経済広報

『経済広報』(2014年7月号)掲載

ANGLE

変動期こそ広報の神髄は、企業理念

江上節子

 

江上 節子(えがみ せつこ)武蔵大学 社会学部教授

 企業と社会の関係を考える視点から、筆者は、「広報論」や「コーポレート・コミュニケーション論」の講義を行っており、毎年400人近い学生が受講している。今日、政治、経済、技術、社会のあらゆる局面で変動が進み、“社会の中の企業”を捉え直す枠組みは法改正という形で急進している。広報の機能の双方向性や広報人の対話力がより切実に求められ、SNS(ソーシャル・ネットワーキング・サービス)などの情報受発信環境の強化や、説得の工学的アプローチ、共感性指向のコミュニケーション技術などのコンサルティングは活発である。しかし、それだけでは、今日の変動期の広報活動の質向上を図ることが十分とはいえない。
 学生からの発言に、新鮮な問題提起を見つけることができる。例えば、専門ゼミで広報の文献講読や、企業の経営理念調査の内容分析をしていると、大手流通チェーン店舗でのアルバイトをしている学生が、「わたしは、企業理念や経営理念を店長から説明されたことは一度もない」という。
 広報活動の原点は、企業理念にある、と筆者は、常々語り、学生と議論を楽しんでいるのだが、こうした目線の指摘に気付かされる。卒論研究でも、学生たちからインターナル・リレーションズの重要性を研究テーマに据えたいとの発言が集中する。インターナル・リレーションズは、従業員こそが第一線での広報機能を果たせるようにすることである。彼女は大手の流通企業の現場と重ね合わせ、インターナル・リレーションズの問題を捉えていた。全国の大学在学者は、256.2万人おり、アルバイトの就労率は、68.2%である(注)
 膨大な数のアルバイト大学生の「ふたつの眼」が、現実の仕事現場に在り、まさに広報活動がモニタリングされているとも考えられる。
 日本では、経営理念と企業理念は、その定義を混同されて使用されるケースが多かった。東証一部上場企業を調査したところ、経営理念と企業理念で各社ホームページに公表をしている企業がそれぞれ、35%ずつあり、その内容の性質の違いは判然としない。
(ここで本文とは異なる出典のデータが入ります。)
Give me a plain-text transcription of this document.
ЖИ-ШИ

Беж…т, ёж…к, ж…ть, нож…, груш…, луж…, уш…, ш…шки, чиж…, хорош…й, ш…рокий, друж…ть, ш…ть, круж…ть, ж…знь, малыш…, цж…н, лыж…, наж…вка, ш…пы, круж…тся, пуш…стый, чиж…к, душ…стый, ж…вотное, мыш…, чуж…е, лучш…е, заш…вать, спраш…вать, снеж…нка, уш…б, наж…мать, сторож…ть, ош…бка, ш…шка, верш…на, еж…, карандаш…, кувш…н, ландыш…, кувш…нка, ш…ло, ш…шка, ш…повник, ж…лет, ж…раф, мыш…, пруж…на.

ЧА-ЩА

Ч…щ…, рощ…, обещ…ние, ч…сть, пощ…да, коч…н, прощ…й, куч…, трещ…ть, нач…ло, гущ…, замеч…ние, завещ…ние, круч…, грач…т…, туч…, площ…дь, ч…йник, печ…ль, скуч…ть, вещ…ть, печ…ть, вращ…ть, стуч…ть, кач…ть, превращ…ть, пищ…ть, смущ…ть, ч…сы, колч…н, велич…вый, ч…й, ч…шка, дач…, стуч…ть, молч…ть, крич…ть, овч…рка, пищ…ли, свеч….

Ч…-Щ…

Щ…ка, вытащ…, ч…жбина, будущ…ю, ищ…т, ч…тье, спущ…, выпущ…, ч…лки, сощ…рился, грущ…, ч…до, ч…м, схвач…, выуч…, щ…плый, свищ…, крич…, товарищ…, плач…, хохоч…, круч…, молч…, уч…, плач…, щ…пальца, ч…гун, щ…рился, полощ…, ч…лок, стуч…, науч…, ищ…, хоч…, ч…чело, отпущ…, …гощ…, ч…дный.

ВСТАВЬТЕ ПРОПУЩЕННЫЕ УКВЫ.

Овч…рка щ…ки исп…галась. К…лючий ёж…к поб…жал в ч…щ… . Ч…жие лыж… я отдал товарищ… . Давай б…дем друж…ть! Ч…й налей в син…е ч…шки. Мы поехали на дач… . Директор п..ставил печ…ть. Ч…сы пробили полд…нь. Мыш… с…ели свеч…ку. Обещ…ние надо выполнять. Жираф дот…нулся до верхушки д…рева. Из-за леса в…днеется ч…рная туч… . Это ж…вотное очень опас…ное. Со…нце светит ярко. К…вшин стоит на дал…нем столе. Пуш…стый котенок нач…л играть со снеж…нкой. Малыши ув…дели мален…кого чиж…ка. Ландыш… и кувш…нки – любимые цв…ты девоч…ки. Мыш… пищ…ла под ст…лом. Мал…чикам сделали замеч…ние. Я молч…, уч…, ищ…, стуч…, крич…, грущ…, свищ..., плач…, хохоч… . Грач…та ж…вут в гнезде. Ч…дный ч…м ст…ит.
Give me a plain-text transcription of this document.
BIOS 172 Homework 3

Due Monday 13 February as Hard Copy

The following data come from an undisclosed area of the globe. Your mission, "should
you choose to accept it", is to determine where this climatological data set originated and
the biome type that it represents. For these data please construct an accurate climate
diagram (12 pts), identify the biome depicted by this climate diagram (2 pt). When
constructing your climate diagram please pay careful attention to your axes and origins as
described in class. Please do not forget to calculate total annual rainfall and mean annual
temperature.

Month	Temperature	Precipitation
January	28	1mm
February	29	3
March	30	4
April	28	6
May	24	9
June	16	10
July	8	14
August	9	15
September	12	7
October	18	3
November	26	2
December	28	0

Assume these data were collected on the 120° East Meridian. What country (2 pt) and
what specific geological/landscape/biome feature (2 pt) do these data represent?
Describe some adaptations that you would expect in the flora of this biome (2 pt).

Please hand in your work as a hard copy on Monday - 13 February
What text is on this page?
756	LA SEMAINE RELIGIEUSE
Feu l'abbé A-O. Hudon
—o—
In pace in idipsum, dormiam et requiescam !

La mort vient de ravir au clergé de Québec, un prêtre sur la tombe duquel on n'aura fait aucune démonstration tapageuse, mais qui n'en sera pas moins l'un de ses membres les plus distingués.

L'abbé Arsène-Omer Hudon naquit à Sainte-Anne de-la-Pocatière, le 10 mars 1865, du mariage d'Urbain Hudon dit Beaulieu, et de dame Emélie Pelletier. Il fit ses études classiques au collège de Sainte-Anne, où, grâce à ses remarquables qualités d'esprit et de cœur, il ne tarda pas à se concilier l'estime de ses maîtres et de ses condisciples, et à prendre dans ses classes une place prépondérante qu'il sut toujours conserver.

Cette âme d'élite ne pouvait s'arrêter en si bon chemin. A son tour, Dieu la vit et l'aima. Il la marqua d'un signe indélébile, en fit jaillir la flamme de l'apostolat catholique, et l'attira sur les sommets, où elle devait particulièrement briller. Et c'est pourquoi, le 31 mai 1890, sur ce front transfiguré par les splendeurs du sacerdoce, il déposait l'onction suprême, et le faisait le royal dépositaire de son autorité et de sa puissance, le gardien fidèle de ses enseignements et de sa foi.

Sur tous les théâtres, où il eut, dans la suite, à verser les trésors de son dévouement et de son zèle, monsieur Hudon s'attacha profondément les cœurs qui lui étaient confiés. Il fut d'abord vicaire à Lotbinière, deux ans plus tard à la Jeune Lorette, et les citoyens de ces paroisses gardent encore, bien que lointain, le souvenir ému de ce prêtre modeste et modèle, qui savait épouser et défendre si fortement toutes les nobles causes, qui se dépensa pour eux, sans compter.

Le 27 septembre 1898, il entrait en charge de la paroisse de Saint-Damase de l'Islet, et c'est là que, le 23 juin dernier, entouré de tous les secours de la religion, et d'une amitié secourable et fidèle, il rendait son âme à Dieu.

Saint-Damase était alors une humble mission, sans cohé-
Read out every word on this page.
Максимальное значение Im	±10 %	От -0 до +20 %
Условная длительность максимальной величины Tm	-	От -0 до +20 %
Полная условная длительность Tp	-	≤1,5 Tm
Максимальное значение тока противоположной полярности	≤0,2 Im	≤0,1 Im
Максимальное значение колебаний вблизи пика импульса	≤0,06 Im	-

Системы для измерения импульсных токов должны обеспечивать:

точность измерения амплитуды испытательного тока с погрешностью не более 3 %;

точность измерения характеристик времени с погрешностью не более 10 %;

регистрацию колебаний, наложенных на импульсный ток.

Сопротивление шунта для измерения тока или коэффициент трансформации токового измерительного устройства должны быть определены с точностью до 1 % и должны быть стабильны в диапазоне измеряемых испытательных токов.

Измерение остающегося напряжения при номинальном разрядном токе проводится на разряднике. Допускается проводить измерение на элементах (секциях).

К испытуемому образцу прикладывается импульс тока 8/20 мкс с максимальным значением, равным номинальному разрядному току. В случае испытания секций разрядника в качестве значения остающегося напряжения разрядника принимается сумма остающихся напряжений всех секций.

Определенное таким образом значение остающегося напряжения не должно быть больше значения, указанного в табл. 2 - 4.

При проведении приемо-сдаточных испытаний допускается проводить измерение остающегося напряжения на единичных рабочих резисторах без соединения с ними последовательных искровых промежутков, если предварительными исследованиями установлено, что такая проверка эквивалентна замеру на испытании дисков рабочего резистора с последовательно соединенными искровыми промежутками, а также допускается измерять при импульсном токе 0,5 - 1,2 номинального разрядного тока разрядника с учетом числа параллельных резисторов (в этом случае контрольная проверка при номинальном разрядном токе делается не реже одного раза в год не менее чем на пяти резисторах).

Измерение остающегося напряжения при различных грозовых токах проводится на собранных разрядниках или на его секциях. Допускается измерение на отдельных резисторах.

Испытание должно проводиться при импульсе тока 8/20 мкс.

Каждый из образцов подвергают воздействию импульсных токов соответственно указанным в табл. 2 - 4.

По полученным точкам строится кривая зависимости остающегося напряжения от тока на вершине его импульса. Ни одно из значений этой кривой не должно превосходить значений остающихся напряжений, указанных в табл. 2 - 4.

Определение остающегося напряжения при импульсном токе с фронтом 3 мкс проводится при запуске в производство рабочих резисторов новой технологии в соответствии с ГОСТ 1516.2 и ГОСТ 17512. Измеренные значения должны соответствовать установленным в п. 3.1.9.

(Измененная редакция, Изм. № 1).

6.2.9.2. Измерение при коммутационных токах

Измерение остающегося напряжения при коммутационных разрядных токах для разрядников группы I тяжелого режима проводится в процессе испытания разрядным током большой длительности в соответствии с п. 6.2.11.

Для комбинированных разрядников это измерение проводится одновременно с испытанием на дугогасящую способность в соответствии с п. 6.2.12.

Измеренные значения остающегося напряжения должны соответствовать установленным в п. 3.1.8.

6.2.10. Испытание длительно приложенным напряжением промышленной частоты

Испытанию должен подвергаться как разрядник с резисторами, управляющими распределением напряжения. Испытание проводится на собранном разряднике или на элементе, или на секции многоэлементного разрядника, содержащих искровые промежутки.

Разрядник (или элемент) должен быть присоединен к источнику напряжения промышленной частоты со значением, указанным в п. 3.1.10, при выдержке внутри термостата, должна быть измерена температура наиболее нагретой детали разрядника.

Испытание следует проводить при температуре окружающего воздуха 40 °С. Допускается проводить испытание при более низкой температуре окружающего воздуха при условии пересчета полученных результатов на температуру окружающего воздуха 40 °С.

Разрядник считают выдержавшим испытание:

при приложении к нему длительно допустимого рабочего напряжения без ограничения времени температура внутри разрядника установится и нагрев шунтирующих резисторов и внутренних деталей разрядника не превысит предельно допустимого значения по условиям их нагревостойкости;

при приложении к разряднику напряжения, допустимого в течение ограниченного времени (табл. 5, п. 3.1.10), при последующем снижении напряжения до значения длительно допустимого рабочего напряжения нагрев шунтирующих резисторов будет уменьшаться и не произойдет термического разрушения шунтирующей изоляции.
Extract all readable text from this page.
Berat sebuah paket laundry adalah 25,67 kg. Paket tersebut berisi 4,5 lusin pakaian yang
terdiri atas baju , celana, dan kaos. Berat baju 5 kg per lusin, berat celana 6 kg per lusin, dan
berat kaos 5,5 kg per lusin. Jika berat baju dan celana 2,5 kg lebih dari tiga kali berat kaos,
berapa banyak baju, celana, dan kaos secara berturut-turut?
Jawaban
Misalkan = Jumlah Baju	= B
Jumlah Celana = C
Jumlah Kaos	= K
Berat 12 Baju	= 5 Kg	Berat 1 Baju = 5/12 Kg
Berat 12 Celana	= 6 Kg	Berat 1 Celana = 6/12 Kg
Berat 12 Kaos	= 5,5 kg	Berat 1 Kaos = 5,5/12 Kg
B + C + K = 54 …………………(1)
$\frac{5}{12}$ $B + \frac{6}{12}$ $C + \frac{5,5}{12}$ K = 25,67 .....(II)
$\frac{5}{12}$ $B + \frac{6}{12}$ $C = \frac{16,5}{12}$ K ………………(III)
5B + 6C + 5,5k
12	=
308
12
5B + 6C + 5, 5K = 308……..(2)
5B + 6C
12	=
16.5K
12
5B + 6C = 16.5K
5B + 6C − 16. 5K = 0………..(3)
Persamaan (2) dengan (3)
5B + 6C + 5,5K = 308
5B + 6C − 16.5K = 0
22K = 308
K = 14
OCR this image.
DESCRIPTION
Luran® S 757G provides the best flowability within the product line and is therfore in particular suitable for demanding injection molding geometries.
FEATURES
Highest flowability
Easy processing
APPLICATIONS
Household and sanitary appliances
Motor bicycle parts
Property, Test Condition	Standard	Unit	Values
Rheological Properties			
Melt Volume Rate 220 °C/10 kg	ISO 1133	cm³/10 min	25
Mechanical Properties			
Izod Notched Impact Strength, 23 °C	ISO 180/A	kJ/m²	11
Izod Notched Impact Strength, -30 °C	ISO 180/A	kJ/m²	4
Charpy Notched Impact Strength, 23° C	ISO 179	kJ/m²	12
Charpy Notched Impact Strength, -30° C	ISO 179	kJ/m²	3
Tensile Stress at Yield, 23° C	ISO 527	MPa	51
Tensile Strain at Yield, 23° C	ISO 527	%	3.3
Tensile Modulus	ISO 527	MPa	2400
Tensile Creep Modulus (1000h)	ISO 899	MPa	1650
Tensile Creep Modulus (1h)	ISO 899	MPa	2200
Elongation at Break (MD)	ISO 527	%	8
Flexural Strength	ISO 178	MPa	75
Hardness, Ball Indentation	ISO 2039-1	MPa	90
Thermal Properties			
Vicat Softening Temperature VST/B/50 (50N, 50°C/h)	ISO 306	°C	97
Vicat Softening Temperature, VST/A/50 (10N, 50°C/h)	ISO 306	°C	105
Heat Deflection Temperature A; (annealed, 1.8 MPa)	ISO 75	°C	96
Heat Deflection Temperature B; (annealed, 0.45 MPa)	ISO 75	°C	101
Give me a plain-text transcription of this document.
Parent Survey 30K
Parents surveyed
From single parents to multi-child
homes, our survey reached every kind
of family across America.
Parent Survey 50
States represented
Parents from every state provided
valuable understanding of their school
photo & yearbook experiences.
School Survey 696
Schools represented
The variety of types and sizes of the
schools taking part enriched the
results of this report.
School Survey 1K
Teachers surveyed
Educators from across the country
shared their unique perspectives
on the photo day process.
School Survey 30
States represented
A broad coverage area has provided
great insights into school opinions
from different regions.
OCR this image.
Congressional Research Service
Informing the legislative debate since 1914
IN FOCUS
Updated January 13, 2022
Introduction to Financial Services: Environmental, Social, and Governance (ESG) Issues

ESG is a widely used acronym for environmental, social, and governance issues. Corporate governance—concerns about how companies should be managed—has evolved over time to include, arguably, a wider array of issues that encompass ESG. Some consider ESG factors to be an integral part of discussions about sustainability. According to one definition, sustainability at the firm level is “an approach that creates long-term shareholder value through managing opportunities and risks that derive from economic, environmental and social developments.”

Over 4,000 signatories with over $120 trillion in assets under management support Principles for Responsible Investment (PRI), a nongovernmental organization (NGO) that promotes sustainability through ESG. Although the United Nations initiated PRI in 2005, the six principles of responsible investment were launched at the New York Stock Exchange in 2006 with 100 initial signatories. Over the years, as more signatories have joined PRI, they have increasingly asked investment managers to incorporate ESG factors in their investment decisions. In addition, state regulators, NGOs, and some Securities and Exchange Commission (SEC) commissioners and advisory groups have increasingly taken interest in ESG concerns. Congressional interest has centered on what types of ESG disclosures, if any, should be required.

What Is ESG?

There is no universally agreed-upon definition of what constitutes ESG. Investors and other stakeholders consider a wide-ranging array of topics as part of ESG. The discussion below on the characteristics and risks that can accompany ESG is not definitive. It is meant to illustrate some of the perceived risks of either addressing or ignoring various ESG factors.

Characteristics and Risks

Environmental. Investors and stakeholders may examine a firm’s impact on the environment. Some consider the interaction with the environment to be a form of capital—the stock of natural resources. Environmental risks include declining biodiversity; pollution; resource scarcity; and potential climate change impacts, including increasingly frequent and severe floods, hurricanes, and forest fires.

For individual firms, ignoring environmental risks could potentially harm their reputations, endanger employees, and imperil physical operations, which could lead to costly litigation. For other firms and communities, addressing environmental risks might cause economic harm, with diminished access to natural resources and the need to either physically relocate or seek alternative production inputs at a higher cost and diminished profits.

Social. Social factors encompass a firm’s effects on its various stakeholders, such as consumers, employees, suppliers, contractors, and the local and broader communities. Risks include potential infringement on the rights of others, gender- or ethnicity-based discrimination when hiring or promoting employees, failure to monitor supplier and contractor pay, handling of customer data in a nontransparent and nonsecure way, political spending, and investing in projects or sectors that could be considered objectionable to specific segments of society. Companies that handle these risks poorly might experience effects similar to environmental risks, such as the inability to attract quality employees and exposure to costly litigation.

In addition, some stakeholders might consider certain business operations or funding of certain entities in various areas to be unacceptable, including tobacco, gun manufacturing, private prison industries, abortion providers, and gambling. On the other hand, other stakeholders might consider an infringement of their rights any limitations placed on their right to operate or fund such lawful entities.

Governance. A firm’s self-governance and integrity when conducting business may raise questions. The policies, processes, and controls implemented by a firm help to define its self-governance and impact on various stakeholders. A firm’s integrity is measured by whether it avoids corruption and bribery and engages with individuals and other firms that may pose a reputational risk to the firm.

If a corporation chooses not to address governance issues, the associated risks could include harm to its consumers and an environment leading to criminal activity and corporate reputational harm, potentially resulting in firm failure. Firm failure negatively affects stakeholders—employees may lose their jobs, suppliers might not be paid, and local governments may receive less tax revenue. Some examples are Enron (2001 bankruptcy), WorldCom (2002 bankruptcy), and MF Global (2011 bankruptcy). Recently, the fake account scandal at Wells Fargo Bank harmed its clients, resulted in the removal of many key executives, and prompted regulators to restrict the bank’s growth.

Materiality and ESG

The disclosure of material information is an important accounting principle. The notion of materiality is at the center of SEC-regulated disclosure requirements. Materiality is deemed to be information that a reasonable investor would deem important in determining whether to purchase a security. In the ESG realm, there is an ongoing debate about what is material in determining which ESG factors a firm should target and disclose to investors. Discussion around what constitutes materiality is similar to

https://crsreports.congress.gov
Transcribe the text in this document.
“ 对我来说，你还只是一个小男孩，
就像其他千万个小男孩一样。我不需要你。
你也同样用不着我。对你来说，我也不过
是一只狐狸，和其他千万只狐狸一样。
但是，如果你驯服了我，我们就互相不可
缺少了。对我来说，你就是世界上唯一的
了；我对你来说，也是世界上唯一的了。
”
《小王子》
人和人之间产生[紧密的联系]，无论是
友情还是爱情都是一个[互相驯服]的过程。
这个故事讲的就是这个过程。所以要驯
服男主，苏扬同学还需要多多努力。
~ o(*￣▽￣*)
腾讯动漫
しかし、ここにきて、急速に、内部統制、コーポレート・ガバナンスの枠組みが浸透し、経営と執行を分離する制度的な組織体制が整うと共に、概念と使われ方が明らかになってきた。
 事業集団としての企業の存立基盤そのもののアイデンティティーを明らかにする“企業理念”と、社会における企業活動をどのような価値観、姿勢、態度、考え方で経営していくかという“経営理念”である。理念というものは、目には見えないものであるが、毎日毎日の仕事の振る舞い、仕方、手続き、仕組み、方法、関係、判断、意思決定……という習慣が組織文化をつくり上げていき、企業理念、経営理念の言葉と一体化する。内なる広報力が脆弱だと、外への広報活動はほころびやすい。社会環境の変動期こそ、企業理念と経営理念を共有するインターナル・リレーションズの基本を丁寧に見直していくことが大切ではないだろうか。

 

(注) 「平成25年度学校基本調査速報値」(文部科学省、平成25年8月発表)、「第49回学生生活実態調査概要報告」(全国大学生活協同組合、平成26年2月発表)

 

えがみ・せつこ
早稲田大学第一文学部卒業。リクルートで『とらばーゆ』『週刊B-ING』などの仕事情報誌各誌の編集長を歴任、編集企画室長。その後、東日本旅客鉄道の民営化アドバイザー、技術推進企画部担当部長、フロンティアサービス研究所長、経営企画部マーケティング担当部長。早稲田大学・公共経営研究科客員教授などを経て、現職。著書に『パブリック・コミュニケーションの世界』(共編著)、『リーダーシップの未来』(単著)など。